Archbishop Coleridge, who is no stranger to the academic realm, spoke of a greater knowledge we were commanded to learn.
“Jesus puts it to us – and it sounds crazy – the great art, or knowledge, that we have to learn is enemy love,” he said.
“In the end that’s the criteria of how successful you will be in your learning.
“The odd question I put to you, as I come among you for the first time, is how might what you are doing here at QUT lead you more and more deeply into the crazy wisdom which is enemy love … which is not ‘smart’.”
Freedom Catholic Mission on Campus is committed to the Church’s call of evangelisation, and challenges university students to live in the fullness of the Catholic faith.
“CMC encourages and empowers students to discover the freedom of living a Christ-centred life by sharing the Gospel message and discovering who they are made to be, and who they were made by,” CMC’s Vivien Dollar said.

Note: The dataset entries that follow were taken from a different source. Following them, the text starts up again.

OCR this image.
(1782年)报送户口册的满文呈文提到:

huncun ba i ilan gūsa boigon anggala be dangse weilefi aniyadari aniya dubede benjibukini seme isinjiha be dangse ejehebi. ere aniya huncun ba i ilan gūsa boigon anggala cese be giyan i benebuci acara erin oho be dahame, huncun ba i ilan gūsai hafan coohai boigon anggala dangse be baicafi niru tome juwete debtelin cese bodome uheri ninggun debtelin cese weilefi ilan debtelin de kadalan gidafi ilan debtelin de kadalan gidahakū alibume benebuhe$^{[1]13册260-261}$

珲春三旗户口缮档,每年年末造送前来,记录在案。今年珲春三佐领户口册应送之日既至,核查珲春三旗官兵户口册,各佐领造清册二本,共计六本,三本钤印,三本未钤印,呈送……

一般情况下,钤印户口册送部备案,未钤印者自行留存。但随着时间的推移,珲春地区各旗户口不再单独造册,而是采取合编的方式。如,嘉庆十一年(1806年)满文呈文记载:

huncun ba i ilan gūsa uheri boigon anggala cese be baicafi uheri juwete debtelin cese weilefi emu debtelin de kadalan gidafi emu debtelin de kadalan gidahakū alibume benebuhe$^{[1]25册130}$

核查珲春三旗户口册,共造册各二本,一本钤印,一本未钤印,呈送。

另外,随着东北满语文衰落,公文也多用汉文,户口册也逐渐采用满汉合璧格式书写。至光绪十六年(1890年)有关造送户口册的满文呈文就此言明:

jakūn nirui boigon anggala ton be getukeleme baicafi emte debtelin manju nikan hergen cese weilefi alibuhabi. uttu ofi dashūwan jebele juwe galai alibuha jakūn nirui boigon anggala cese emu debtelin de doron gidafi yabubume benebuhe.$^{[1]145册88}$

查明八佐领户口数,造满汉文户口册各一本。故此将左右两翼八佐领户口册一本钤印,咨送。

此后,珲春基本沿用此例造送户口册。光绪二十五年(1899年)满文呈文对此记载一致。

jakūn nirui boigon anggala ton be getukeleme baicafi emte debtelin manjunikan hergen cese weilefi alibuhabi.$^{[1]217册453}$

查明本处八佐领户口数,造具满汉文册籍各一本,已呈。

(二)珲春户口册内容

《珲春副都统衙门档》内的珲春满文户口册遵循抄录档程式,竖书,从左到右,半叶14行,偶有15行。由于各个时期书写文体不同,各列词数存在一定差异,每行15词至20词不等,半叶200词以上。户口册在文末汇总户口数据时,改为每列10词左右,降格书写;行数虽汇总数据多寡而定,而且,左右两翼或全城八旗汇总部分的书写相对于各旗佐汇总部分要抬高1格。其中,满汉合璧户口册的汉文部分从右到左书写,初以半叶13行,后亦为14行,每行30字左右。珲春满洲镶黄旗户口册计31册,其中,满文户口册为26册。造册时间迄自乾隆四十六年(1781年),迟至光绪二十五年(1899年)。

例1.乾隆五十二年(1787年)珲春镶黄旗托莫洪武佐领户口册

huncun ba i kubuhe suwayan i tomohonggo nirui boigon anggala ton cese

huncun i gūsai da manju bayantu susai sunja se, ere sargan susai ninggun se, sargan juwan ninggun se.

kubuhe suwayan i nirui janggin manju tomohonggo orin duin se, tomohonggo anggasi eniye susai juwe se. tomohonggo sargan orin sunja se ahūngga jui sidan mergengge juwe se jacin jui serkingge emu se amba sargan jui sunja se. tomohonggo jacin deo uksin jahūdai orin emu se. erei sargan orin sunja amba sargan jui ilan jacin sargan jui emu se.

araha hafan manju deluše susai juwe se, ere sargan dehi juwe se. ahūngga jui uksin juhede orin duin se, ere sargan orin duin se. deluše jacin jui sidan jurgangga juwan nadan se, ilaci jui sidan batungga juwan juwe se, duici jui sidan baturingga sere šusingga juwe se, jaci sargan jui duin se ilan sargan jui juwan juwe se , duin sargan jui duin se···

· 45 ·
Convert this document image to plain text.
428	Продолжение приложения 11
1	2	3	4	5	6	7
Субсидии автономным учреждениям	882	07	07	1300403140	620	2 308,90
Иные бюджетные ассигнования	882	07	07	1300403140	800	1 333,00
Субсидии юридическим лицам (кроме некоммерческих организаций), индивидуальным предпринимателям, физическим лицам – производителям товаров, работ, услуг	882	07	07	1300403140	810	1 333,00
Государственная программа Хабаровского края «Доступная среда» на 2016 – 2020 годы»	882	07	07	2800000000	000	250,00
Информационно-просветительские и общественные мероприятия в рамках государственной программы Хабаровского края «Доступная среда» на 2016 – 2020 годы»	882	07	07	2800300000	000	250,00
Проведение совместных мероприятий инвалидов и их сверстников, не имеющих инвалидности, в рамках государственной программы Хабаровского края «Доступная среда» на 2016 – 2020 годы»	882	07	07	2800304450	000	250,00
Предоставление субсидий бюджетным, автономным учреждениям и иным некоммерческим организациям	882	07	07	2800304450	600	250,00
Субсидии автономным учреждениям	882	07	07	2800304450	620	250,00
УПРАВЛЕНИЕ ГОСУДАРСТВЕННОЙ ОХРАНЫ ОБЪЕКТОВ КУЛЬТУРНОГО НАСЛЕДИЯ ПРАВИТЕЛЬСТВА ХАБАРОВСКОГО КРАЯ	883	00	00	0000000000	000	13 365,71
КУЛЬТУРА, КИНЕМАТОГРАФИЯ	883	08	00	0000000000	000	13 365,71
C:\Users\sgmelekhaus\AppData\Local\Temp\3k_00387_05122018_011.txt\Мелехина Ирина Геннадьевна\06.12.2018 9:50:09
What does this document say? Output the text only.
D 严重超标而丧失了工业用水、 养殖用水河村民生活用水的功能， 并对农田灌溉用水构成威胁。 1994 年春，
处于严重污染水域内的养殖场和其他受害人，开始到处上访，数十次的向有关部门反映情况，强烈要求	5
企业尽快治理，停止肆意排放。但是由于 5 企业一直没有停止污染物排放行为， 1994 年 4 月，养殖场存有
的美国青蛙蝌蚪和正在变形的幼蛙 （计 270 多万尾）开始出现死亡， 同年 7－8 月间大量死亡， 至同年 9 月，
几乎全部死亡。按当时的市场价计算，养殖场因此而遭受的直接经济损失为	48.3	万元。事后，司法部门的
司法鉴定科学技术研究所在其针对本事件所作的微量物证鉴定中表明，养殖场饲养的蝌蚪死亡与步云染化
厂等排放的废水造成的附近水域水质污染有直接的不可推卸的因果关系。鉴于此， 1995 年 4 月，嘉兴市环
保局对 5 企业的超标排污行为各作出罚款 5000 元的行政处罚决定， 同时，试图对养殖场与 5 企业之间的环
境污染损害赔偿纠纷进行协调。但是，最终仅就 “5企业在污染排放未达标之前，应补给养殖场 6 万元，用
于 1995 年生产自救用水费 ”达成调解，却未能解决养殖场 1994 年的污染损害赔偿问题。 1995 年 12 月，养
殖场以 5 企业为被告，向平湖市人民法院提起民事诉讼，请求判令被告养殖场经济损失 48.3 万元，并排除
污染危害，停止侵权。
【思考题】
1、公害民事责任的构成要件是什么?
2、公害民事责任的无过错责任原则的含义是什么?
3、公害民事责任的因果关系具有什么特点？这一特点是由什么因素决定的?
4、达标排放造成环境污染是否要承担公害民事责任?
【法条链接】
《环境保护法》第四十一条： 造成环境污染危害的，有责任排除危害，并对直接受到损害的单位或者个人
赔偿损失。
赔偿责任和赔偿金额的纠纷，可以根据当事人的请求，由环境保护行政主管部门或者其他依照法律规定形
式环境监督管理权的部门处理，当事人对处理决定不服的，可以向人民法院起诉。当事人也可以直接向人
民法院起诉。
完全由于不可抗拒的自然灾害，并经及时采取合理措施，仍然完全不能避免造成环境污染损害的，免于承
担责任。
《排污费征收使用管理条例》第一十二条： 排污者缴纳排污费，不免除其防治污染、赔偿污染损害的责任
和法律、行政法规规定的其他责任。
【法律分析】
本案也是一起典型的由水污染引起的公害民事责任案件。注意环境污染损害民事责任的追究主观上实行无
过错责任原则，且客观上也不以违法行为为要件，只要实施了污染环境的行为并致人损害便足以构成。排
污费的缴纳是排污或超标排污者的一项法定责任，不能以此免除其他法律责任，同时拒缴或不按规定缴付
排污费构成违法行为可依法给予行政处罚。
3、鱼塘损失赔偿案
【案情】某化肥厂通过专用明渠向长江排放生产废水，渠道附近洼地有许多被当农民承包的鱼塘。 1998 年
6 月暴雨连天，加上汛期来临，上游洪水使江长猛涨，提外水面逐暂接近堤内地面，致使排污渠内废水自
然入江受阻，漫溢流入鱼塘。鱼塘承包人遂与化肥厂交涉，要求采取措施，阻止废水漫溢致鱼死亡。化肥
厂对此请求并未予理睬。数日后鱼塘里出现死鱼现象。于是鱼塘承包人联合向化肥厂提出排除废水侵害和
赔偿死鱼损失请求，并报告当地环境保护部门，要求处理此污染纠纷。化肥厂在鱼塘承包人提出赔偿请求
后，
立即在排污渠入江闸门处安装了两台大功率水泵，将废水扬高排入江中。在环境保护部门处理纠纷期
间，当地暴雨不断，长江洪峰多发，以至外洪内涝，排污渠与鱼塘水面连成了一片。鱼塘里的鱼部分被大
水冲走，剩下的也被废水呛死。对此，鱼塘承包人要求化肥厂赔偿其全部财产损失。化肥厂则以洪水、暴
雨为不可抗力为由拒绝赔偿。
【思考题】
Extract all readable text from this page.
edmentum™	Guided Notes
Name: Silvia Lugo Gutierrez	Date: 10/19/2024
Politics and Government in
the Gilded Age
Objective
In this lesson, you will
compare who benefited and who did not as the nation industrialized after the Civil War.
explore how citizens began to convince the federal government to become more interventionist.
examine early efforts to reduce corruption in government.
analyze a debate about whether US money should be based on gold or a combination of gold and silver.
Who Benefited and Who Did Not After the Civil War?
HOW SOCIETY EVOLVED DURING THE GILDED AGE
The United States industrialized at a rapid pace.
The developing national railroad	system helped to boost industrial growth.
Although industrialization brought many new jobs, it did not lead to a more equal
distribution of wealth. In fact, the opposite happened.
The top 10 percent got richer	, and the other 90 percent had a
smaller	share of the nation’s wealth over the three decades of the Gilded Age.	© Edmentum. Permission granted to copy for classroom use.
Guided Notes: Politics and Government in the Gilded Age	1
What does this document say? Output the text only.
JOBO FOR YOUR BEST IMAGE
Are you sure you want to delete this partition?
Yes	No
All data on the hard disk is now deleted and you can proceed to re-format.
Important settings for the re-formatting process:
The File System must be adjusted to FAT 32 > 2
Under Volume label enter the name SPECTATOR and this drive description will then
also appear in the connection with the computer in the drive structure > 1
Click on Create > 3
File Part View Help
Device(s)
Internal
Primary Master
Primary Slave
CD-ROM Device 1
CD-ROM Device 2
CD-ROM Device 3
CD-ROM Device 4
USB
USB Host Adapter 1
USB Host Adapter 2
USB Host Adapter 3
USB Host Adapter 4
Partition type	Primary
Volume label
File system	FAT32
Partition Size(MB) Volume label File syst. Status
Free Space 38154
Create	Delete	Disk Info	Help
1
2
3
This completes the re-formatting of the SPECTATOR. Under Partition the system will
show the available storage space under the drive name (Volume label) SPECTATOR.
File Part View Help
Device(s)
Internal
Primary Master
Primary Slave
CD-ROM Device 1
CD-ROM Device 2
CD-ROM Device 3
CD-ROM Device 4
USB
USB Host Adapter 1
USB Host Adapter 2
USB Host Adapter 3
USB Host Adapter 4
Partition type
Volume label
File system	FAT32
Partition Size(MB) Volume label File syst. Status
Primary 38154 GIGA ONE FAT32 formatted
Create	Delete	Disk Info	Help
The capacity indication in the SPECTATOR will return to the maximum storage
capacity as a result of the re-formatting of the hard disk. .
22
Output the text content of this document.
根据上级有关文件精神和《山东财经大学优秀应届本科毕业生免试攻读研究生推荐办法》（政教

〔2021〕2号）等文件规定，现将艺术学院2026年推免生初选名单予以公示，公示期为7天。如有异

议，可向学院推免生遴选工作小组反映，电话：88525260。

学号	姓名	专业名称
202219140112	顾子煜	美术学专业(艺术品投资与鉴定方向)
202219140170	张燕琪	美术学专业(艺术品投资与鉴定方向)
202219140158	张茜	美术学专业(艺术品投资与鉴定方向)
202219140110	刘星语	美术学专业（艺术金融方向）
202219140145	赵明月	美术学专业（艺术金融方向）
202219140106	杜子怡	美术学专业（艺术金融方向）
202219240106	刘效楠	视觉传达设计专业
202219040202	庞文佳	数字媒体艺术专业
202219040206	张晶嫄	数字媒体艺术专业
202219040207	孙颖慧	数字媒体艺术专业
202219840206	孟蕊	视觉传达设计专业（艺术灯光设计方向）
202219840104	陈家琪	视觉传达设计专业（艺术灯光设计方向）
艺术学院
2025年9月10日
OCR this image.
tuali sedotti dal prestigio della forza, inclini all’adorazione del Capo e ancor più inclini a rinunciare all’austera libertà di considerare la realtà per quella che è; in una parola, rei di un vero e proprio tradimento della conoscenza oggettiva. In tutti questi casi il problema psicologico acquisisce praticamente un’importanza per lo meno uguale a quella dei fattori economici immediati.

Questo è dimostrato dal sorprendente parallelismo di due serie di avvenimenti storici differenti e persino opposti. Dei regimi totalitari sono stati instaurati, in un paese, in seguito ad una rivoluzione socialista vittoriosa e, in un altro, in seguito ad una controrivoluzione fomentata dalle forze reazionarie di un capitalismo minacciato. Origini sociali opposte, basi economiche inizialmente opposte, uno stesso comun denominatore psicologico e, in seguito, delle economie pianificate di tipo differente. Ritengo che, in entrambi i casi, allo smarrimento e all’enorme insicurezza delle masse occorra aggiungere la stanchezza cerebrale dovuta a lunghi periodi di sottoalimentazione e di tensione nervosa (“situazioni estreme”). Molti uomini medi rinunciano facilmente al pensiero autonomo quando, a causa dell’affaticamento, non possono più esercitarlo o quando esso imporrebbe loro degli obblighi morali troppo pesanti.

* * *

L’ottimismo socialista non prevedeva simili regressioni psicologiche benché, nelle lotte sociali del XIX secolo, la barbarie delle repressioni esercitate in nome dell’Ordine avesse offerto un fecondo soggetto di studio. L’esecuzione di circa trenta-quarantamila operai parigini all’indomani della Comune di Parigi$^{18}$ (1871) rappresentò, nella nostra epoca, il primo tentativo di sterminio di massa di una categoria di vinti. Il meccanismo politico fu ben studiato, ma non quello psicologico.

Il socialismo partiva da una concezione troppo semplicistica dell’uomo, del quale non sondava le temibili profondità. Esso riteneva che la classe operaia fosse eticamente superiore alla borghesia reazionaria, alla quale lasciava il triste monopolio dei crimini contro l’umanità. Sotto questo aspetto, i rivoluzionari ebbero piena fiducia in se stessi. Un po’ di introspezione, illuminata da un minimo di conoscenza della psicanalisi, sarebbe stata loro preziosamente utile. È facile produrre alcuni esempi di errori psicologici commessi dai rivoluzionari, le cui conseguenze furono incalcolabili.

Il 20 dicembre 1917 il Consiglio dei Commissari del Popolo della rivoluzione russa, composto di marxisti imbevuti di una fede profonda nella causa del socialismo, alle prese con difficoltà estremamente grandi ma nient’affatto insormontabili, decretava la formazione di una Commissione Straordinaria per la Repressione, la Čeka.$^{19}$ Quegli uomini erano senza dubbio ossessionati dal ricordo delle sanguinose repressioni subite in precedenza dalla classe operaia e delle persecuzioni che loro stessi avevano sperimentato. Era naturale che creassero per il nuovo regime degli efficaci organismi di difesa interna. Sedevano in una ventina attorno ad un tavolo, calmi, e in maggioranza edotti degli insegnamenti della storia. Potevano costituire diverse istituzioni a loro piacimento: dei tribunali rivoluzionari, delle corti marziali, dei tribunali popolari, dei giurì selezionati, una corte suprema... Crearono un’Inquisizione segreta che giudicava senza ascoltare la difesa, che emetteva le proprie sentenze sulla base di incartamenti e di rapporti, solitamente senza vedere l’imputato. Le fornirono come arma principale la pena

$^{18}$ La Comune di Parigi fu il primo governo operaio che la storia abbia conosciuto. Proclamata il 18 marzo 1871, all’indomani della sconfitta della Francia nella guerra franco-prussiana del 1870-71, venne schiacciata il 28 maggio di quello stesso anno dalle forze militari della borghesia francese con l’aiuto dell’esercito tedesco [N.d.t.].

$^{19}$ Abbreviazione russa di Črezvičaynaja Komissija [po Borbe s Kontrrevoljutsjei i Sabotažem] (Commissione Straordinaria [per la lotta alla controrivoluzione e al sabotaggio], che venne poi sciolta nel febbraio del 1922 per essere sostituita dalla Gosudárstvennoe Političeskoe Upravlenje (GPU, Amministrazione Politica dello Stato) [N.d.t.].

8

“Freedom does this by being authentic witnesses on campus, running weekly faith studies with students, encouraging participation in the sacraments (including Mass on campus twice a week), one-on-one discipleship and mentoring, as well as connecting students into the greater Catholic community within the archdiocese and beyond.” Ms Dollar said CMC hoped to help Catholic students during a difficult time for the Church.
“Being a campus missionary that works with uni students, and once upon a time being a Catholic student on campus myself, I know it can often be a really daunting thing to be known as a Catholic on campus – especially given the current climate we as a Church are in and the misconceptions or presumptions society often makes about Catholics,” she said. “Our greatest desire is for the world to know, love and serve Christ; for all Catholics to understand their missionary identity; and to equip students to be disciples within the Church and building them up to be leaders in the renewal of the world. “We want to help transform the world.”
Encouragement: Therese McHugh, Marian Eugene, Joey Melville, Vivien Dolar, Karen Luzan and Archbishop Mark Coleridge after the Queensland University of Technology Mass.